FRANCESCA GIULIANI | Strega. Puttana. Sola, un po’ disperata. Madre ossessiva. Figlia svuotata di desiderio. Prototipi di donna. Ieri? Cechov racconta. Oggi? Dandy. Ubriacone. Orso. Faccendiere insoddisfatto. Padre pazzo. Figlio inappagato. Prototipo di uomo. Ieri? Cechov racconta. Oggi? Attraverso le sembianze di questi personaggi si muovono gli attori di Senza trama senza finale, progetto della Compagnia Macelleria Ettore, visto in forma di studio presso il Teatro Dimora – L’arboreto di Mondaino.
La scena è indefinita. C’è un prato con margherite e un tronco spezzato. Ci sono, come rimembranze barocche di un’epoca già decaduta, una poltrona e un divanetto fin de siècle a far da corredo. C’è un lampione, in un angolo, e un ombrello chiuso, dall’altro. È un rettangolo astratto in cui sostano gli attori, una sorta di déjeuner sur l’herbe mancato: si sventolano soffrendo l’afa, si guardano incerti, sospirano increduli, sbuffano colmi di un qualche lavoro che nel non fare sembra interminabile, aspettano forse qualcosa. È in quest’attesa che si muoveranno per tutto lo spettacolo: l’attesa di un cambiamento che non avverrà perché la staticità e le parole li schiacciano o perché in fondo non sembra così necessario. In queste vite mediocri senza certezze ma neanche speranze, i molteplici personaggi di questa terribile e a tratti eterna commedia umana si ripiegano dentro loro stessi, in quel mal di vivere in cui ogni sapere e questione si spezza.
Non accade nulla in scena se non ragionamenti che circolano attorno a quel tema così universale da racchiuderne infiniti: l’amore. È un amore sempre malato, o meglio insoddisfatto, a tratti compassionevole, che si fluidifica in tutti i suoi vari aspetti e rapporti: la coppia, la famiglia, l’amicizia, il lavoro. Non ci sono vincitori né vinti in questi brandelli di racconti, non ci sono, come scrive Cechov stesso, “rivoluzionari, Alessandri Magni o quanto meno un onesto capo della polizia, come Leskov…”, e prosegue: “Ma dove volete che vada a prenderli? Noi siamo uomini di provincia, abbiamo città senza selciati, campagne povere, gente stremata… Da giovani cinguettiamo felici e contenti, ma verso i quarant’anni siamo già vecchi e pensiamo alla morte…”. Non possono esserci eroi che discutono di quisquilie e l’aspetto più tragico è proprio questo stare, questo parlarsi addosso, questo chiacchierare su temi così profondi in modo altrettanto audace. È l’apatia, quell’apatia così potente in scena da rendere assorti quegli spettatori che vivono paradossalmente nello stesso orizzonte cechoviano, un mondo mosso da chiacchiere e attese.

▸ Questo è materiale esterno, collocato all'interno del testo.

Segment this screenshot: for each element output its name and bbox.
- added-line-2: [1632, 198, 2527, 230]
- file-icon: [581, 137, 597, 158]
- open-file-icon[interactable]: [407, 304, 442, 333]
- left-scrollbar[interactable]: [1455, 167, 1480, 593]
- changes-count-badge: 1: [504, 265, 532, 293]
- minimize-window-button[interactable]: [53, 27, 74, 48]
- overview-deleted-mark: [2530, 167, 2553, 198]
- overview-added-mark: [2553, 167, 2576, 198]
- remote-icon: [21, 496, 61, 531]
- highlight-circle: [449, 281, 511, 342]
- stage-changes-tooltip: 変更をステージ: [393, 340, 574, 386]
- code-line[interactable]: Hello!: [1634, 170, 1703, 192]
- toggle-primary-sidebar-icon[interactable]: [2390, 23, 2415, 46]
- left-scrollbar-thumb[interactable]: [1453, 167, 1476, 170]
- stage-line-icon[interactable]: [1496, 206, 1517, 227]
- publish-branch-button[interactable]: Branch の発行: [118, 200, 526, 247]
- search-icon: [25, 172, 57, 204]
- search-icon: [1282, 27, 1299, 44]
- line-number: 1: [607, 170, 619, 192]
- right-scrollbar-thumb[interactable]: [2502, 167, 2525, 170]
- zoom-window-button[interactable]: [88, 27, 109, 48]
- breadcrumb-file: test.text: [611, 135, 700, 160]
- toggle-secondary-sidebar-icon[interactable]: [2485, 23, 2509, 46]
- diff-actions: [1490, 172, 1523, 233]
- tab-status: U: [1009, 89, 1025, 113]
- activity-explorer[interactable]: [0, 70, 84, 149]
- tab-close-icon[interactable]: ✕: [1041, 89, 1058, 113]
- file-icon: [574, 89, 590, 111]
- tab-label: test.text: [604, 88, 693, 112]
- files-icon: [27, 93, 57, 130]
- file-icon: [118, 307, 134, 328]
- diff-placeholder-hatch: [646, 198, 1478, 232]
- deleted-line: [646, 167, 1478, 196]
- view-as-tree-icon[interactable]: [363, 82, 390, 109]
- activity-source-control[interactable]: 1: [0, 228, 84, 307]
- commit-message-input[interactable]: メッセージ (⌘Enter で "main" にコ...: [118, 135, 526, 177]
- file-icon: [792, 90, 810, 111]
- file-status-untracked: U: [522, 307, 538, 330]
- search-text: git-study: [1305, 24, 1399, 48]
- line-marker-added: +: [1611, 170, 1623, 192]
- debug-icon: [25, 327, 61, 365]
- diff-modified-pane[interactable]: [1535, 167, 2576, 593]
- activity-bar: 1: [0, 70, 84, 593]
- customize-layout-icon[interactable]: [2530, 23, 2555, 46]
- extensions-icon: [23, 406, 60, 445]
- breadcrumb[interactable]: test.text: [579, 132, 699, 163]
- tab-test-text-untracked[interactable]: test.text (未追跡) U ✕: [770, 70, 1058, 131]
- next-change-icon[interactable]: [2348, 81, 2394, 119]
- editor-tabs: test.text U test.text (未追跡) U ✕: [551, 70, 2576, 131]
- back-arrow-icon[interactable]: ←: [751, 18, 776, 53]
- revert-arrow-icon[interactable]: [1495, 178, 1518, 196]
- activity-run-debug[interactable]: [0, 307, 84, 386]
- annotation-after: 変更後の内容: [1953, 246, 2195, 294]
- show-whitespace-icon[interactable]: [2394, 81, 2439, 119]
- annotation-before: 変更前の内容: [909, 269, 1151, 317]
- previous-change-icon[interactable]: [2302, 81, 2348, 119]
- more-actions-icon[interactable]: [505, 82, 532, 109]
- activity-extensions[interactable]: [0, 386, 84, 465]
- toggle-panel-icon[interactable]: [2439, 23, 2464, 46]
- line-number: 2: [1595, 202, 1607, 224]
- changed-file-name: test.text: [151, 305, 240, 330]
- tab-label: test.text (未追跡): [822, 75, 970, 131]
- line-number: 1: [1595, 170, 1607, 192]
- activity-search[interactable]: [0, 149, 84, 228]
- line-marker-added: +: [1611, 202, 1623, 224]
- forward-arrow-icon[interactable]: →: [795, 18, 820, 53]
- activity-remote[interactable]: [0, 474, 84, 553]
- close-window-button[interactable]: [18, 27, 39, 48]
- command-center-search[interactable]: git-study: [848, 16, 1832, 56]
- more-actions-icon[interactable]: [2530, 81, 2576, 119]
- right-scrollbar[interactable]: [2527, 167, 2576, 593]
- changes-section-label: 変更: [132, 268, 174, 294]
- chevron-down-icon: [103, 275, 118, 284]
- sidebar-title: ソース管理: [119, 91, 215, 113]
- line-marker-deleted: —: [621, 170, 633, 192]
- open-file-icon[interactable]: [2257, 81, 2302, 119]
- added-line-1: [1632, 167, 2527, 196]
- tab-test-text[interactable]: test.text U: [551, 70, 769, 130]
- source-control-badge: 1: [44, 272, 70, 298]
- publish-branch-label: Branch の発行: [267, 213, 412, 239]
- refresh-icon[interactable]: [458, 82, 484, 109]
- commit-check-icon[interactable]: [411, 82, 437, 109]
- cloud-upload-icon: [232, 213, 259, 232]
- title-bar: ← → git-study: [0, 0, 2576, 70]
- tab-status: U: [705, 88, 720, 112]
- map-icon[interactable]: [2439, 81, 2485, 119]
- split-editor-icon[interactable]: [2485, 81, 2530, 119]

Spettatori di se stessi e del loro stare in scena, gli attori entrano ed escono da quel rettangolo. Aspettano il loro racconto, il nuovo personaggio e aspettando commentano, traducendo nel volto e nel corpo quell’ironia a tratti grottesca di Cechov, i discorsi di chi è in scena. Due sono le coppie che si muovono per di più all’unisono per completarsi a tratti in quartetti o terzetti. In scena sembrano esserci ruoli fissi dai quali è impossibile scappare: c’è il “vecchio” prepotente, pazzo, quasi ossessionato dalla compagna “giovane”; ci sono i “giovani innamorati” che s’incontrano quasi segretamente per un amore che non sembra sussistere; c’è l’attrice finita, la moglie che tradisce il marito illuso.
C’è un costante guardare l’azione restando attivi fino a quel “Andatevene! Andatevene Tutti!” gridato sul finale. In scena non restano che alcuni oggetti distesi sul prato raffigurando una figura di magrittiana memoria.